Matsumoto Castle is one of the oldest original castles still remaining in Japan. Besides being designated as a “National Treasure of Japan” and its beautiful surroundings, the castle holds an immeasurable historical value for Japanese and the global audience alike.
The castle used to be known as Fukashi Castle but during the Sengoku era, then it was moved to another location and renamed as Matsumoto Castle in 1582. Minor keeps, gates and moat were being added and finally the castle’s main keep was completed somewhere between 1593-1594.
Because of its black wainscoting and roof decorations that seem to be flaring out, the castle was nicknamed “Crow Castle.” Most of the original surroundings are still preserved but the gates and defensive measures have been upgraded to fit the standards of the modern world.

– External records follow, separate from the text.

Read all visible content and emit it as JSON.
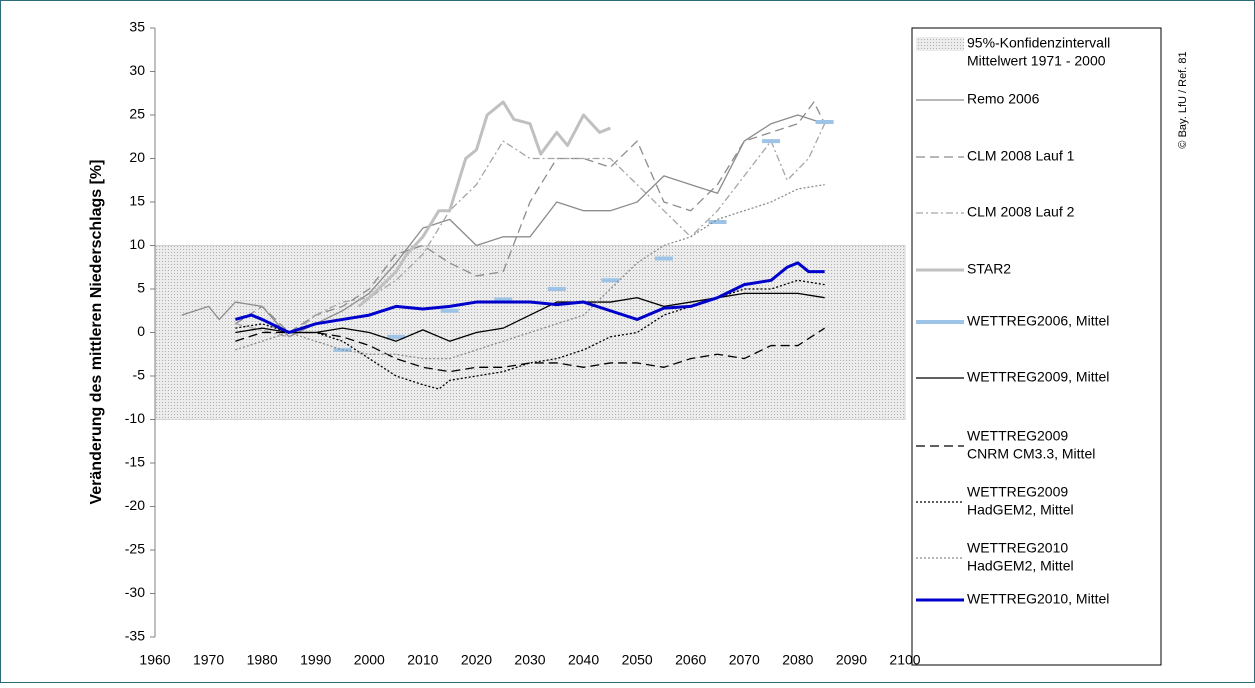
{
  "chart_data": {
    "type": "line",
    "y_label": "Veränderung des mittleren Niederschlags [%]",
    "credit": "© Bay. LfU / Ref. 81",
    "xlim": [
      1960,
      2100
    ],
    "xticks": [
      1960,
      1970,
      1980,
      1990,
      2000,
      2010,
      2020,
      2030,
      2040,
      2050,
      2060,
      2070,
      2080,
      2090,
      2100
    ],
    "ylim": [
      -35,
      35
    ],
    "yticks": [
      -35,
      -30,
      -25,
      -20,
      -15,
      -10,
      -5,
      0,
      5,
      10,
      15,
      20,
      25,
      30,
      35
    ],
    "confidence_band": {
      "name": [
        "95%-Konfidenzintervall",
        "Mittelwert 1971 - 2000"
      ],
      "range": [
        -10,
        10
      ],
      "color": "#d4d4d4"
    },
    "series": [
      {
        "name": "Remo 2006",
        "color": "#8c8c8c",
        "style": "solid",
        "weight": "thin",
        "x": [
          1965,
          1970,
          1972,
          1975,
          1980,
          1985,
          1990,
          1995,
          2000,
          2005,
          2010,
          2015,
          2020,
          2025,
          2030,
          2035,
          2040,
          2045,
          2050,
          2055,
          2060,
          2065,
          2070,
          2075,
          2080,
          2085
        ],
        "values": [
          2,
          3,
          1.5,
          3.5,
          3,
          -0.5,
          1,
          2.5,
          4.5,
          8,
          12,
          13,
          10,
          11,
          11,
          15,
          14,
          14,
          15,
          18,
          17,
          16,
          22,
          24,
          25,
          24
        ]
      },
      {
        "name": "CLM 2008 Lauf 1",
        "color": "#8c8c8c",
        "style": "dashed",
        "weight": "thin",
        "x": [
          1975,
          1980,
          1985,
          1990,
          1995,
          2000,
          2005,
          2010,
          2015,
          2020,
          2025,
          2030,
          2035,
          2040,
          2045,
          2050,
          2055,
          2060,
          2065,
          2070,
          2075,
          2080,
          2083,
          2085
        ],
        "values": [
          1,
          3,
          0,
          2,
          3,
          5,
          9,
          10,
          8,
          6.5,
          7,
          15,
          20,
          20,
          19,
          22,
          15,
          14,
          17,
          22,
          23,
          24,
          26.5,
          24
        ]
      },
      {
        "name": "CLM 2008 Lauf 2",
        "color": "#a6a6a6",
        "style": "dashdot",
        "weight": "thin",
        "x": [
          1975,
          1985,
          1990,
          1995,
          2000,
          2005,
          2010,
          2015,
          2020,
          2025,
          2030,
          2035,
          2040,
          2045,
          2050,
          2055,
          2060,
          2065,
          2070,
          2075,
          2078,
          2082,
          2085
        ],
        "values": [
          1,
          -0.5,
          2,
          3.5,
          4,
          6,
          9,
          14,
          17,
          22,
          20,
          20,
          20,
          20,
          17,
          14,
          11,
          14,
          18,
          22,
          17.5,
          20,
          24
        ]
      },
      {
        "name": "STAR2",
        "color": "#c0c0c0",
        "style": "solid",
        "weight": "thick",
        "x": [
          1998,
          2000,
          2005,
          2007,
          2010,
          2013,
          2015,
          2018,
          2020,
          2022,
          2025,
          2027,
          2030,
          2032,
          2035,
          2037,
          2040,
          2043,
          2045
        ],
        "values": [
          3,
          4,
          7,
          9,
          11,
          14,
          14,
          20,
          21,
          25,
          26.5,
          24.5,
          24,
          20.5,
          23,
          21.5,
          25,
          23,
          23.5
        ]
      },
      {
        "name": "WETTREG2006, Mittel",
        "color": "#9dc3e6",
        "style": "segments",
        "weight": "thick",
        "x": [
          1995,
          2005,
          2015,
          2025,
          2035,
          2045,
          2055,
          2065,
          2075,
          2085
        ],
        "values": [
          -2,
          -0.5,
          2.5,
          3.8,
          5,
          6,
          8.5,
          12.7,
          22,
          24.2
        ]
      },
      {
        "name": "WETTREG2009, Mittel",
        "color": "#000000",
        "style": "solid",
        "weight": "thin",
        "x": [
          1975,
          1980,
          1985,
          1990,
          1995,
          2000,
          2005,
          2010,
          2015,
          2020,
          2025,
          2030,
          2035,
          2040,
          2045,
          2050,
          2055,
          2060,
          2065,
          2070,
          2075,
          2080,
          2085
        ],
        "values": [
          0,
          0.5,
          0,
          0,
          0.5,
          0,
          -1,
          0.3,
          -1,
          0,
          0.5,
          2,
          3.5,
          3.5,
          3.5,
          4,
          3,
          3.5,
          4,
          4.5,
          4.5,
          4.5,
          4
        ]
      },
      {
        "name": [
          "WETTREG2009",
          "CNRM CM3.3, Mittel"
        ],
        "color": "#000000",
        "style": "dashed",
        "weight": "thin",
        "x": [
          1975,
          1980,
          1985,
          1990,
          1995,
          2000,
          2005,
          2010,
          2015,
          2020,
          2025,
          2030,
          2035,
          2040,
          2045,
          2050,
          2055,
          2060,
          2065,
          2070,
          2075,
          2080,
          2085
        ],
        "values": [
          -1,
          0,
          0,
          0,
          -0.5,
          -1.5,
          -3,
          -4,
          -4.5,
          -4,
          -4,
          -3.5,
          -3.5,
          -4,
          -3.5,
          -3.5,
          -4,
          -3,
          -2.5,
          -3,
          -1.5,
          -1.5,
          0.5
        ]
      },
      {
        "name": [
          "WETTREG2009",
          "HadGEM2, Mittel"
        ],
        "color": "#000000",
        "style": "dotted",
        "weight": "thin",
        "x": [
          1975,
          1980,
          1985,
          1990,
          1995,
          2000,
          2005,
          2010,
          2013,
          2015,
          2020,
          2025,
          2030,
          2035,
          2040,
          2045,
          2050,
          2055,
          2060,
          2065,
          2070,
          2075,
          2080,
          2085
        ],
        "values": [
          0.5,
          1,
          0,
          0,
          -1,
          -3,
          -5,
          -6,
          -6.5,
          -5.5,
          -5,
          -4.5,
          -3.5,
          -3,
          -2,
          -0.5,
          0,
          2,
          3,
          4,
          5,
          5,
          6,
          5.5
        ]
      },
      {
        "name": [
          "WETTREG2010",
          "HadGEM2, Mittel"
        ],
        "color": "#8c8c8c",
        "style": "dotted",
        "weight": "thin",
        "x": [
          1975,
          1980,
          1985,
          1990,
          1995,
          2000,
          2005,
          2010,
          2015,
          2020,
          2025,
          2030,
          2035,
          2040,
          2045,
          2050,
          2055,
          2060,
          2065,
          2070,
          2075,
          2080,
          2085
        ],
        "values": [
          -2,
          -1,
          0,
          -1,
          -2,
          -2.5,
          -2.5,
          -3,
          -3,
          -2,
          -1,
          0,
          1,
          2,
          5,
          8,
          10,
          11,
          13,
          14,
          15,
          16.5,
          17
        ]
      },
      {
        "name": "WETTREG2010, Mittel",
        "color": "#0000cc",
        "style": "solid",
        "weight": "thick",
        "x": [
          1975,
          1978,
          1980,
          1985,
          1990,
          1995,
          2000,
          2005,
          2010,
          2015,
          2020,
          2025,
          2030,
          2035,
          2040,
          2045,
          2050,
          2055,
          2060,
          2065,
          2070,
          2075,
          2078,
          2080,
          2082,
          2085
        ],
        "values": [
          1.5,
          2,
          1.5,
          0,
          1,
          1.5,
          2,
          3,
          2.7,
          3,
          3.5,
          3.5,
          3.5,
          3.2,
          3.5,
          2.5,
          1.5,
          2.8,
          3,
          4,
          5.5,
          6,
          7.5,
          8,
          7,
          7
        ]
      }
    ]
  }
}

Matsumoto Castle is a flatland castle(平城 hirajiro). Its complete defensive structure consists of an extensive system of interconnecting walls, moats and gatehouses. Inside the castle wall, there lived about a hundred Samurai families, all loyal to the lord of the castle.
One of the castle’s secrets is that it has a hidden floor. From the outside it seems like the main tower only has five stories, but it actually has six. The hidden annex area was used to hide weapons and gunpowder.
The castle has a very interesting structure with wide passages and steep staircases. There are holes for defending the castle with bow and arrow all around the castle. These holes were later narrowed down for the use of guns. The wooden construction for the foundation floor curves inwards to follow the line of the stone foundation. Truly a historical architectural marvel.
The sixth and top floor lies 22.1 meters above the ground and could be covered with 16 tatami mats for comfort. This floor was used as the headquarters of the “war lord” if the castle was under attack.
On the ceiling there is a shrine dedicated to Nijuroku-yashin, the 26th night goddess of the month. On the night of January 26th, 1618, one of the young vassals on duty saw a woman dressed in beautiful clothes. She handed him a brocade bag and said “if the lord of the castle enshrines me with 500kg of rice on the 26th night of every month, I will protect the castle from fire and enemy.” The deity is still enshrined in the castle rooftop to this day, and it is believed that because of this reason the castle has been able to survive as the oldest castle of Japan in its original form.
Thanks to the collaborative efforts of the people of Matsumoto, the castle is still standing and keeps its history alive.
Access: A 15-min walk or a 5-min bus ride from Matsumoto station (JR Line)
Hours: 8:30am – 5pm (doors close at 4:30pm)
Admission: Adults : 610 yen (Adults), 300 yen (Elementary School to High School students)
Closed: From December 29th until January 3rd
*Free English volunteer guides are available!